You may be pleased to know of 2 significant developments related to this initiative:

a) Firstly, in July last year, our operators, SingTel Mobile, StarHub Mobile and MobileOne collaborated to develop a common platform to trial mPayment services. The significance of this to the merchants is that they will not need to invest in different interfaces while the consumers does not have to bear the unnecessary costs of being tied to a particular cellular network.

b) Secondly, the consortium led by Nokia also presently offers 2 innovative trials involving:
- Asia's first wireless PKI trial through the use of GPRS and a dual-chip set handset in partnership with DBS in Singapore; as well as
- An RFID-based contactless payment solution with NETS.

I must also say that despite the post-911 economic downturn, we still have exciting developments in Singapore's wireless arena. One of such is the School Bus Tracking and Monitoring System pilot project launched on 18 March this year, involving the collaboration of Unity Wireless Integration (S) Pte Ltd, Anglo-Chinese Junior School, parents and the school bus operator. Through this project, Unity Wireless is able to test bed the innovative use of GPRS in fleet management as well as on-board monitoring system that is designed to be network-independent.

While the success of pilots and trials is important, companies conducting or with the intent to conduct pilots and trials should use this invaluable experience as an opportunity to hone their products or services and gain market insights.

A Living Lab In Singapore

With these trials going on in a various hotspots in Singapore within real user or business environments, Singapore's position as a living lab is reinforced through our enterprising society and constant appetite for better alternatives.

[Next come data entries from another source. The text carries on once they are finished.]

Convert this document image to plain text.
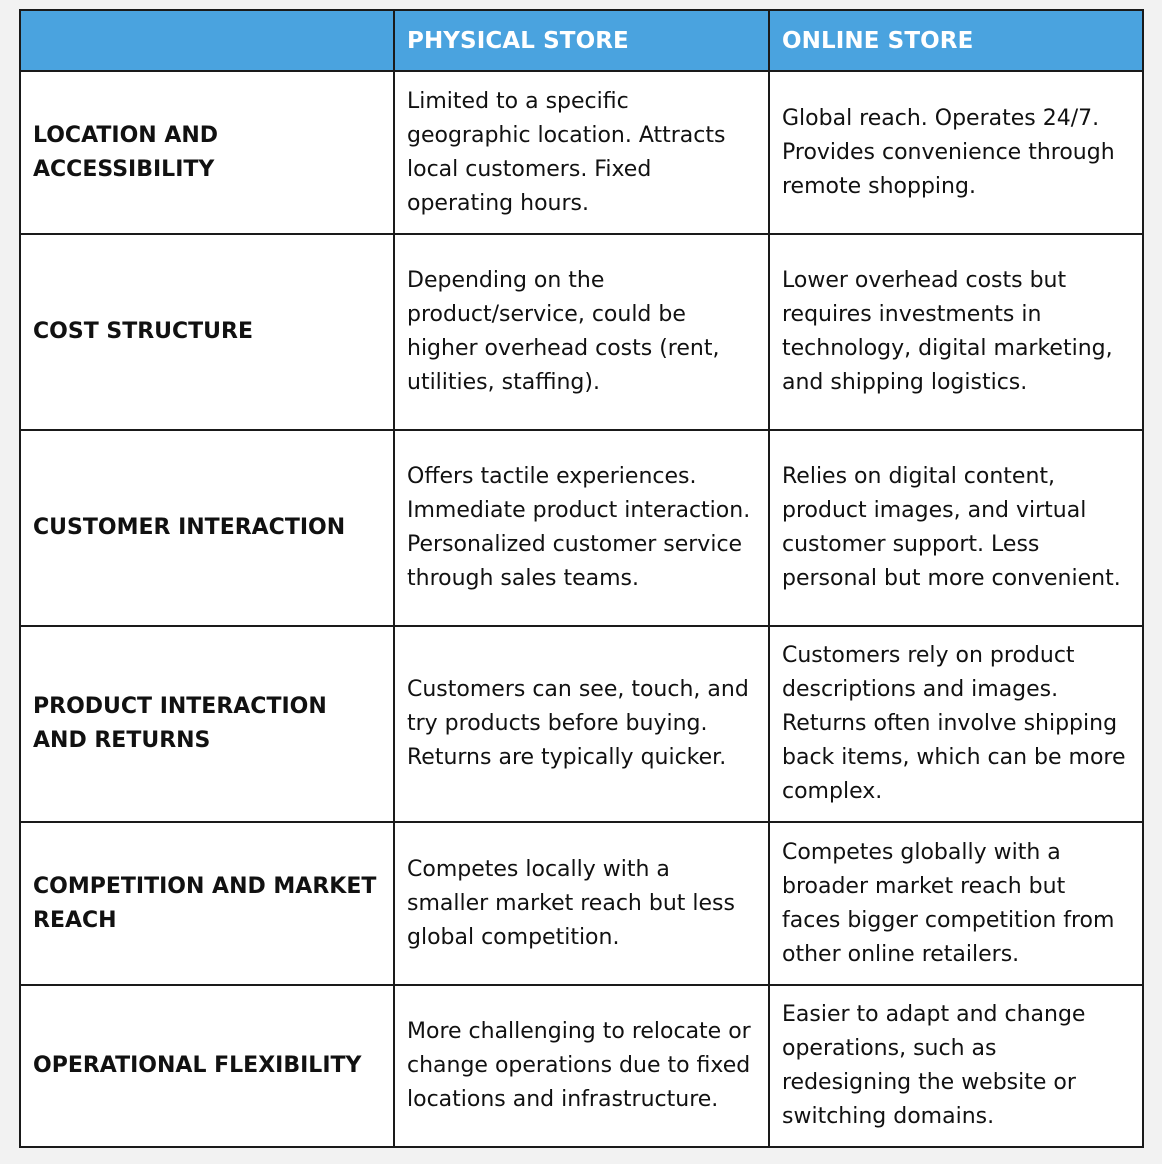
	PHYSICAL STORE	ONLINE STORE
LOCATION AND ACCESSIBILITY	Limited to a specific geographic location. Attracts local customers. Fixed operating hours.	Global reach. Operates 24/7. Provides convenience through remote shopping.
COST STRUCTURE	Depending on the product/service, could be higher overhead costs (rent, utilities, staffing).	Lower overhead costs but requires investments in technology, digital marketing, and shipping logistics.
CUSTOMER INTERACTION	Offers tactile experiences. Immediate product interaction. Personalized customer service through sales teams.	Relies on digital content, product images, and virtual customer support. Less personal but more convenient.
PRODUCT INTERACTION AND RETURNS	Customers can see, touch, and try products before buying. Returns are typically quicker.	Customers rely on product descriptions and images. Returns often involve shipping back items, which can be more complex.
COMPETITION AND MARKET REACH	Competes locally with a smaller market reach but less global competition.	Competes globally with a broader market reach but faces bigger competition from other online retailers.
OPERATIONAL FLEXIBILITY	More challenging to relocate or change operations due to fixed locations and infrastructure.	Easier to adapt and change operations, such as redesigning the website or switching domains.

Results of a joint study by AT Kearney and the University of Cambridge released in March this year cites that Singaporeans use SMS most frequently. Out of 5,666 cell phone users surveyed in Asia, Europe and the US, 52 per cent of cell phone users in Singapore use SMS more than once a day compared to the global average of 23 per cent. Therefore, there is an appetite for sophisticated uses of the phone and its applications as well as potentially a significant impact on mobile commerce in Singapore.

Our multi-racial, English-speaking community makes Singapore a good reference market for Asia, over and on top the compact population that allows for faster feedback and ROI for pilots and trials rolled out of Singapore. Within this year, the public can also look forward to more of such pilots and trials involving mobile workforce as well as the use of J2ME-based platforms.

Beyond Pilots And Trials

The challenge in the making of an innovation lies not in just making it a success within the lab environment but also in a real user environment. Therefore, through IDA's Wired With Wireless Pilot and Trial Hotspots or PATH initiative, we hope to catalyze wireless industry developments in two ways:

a) Firstly, to encourage Singapore-based players to try out innovative ideas, then gain better insights to market needs that enable them to "go to market" with commercially viable products and services in Singapore and globally; and

b) Secondly, partners in the global wireless space are welcomed to leverage Singapore's players and form strategic alliances using Singapore as a launch pad for wireless products and services in Asia.


In closing, I wish to thank Nokia for hosting this event as well as having paved the way for some of the most innovative pilots and trials out of Singapore. We look forward to more of such collaborative efforts in using Singapore as a test bed and development platform for wireless technologies.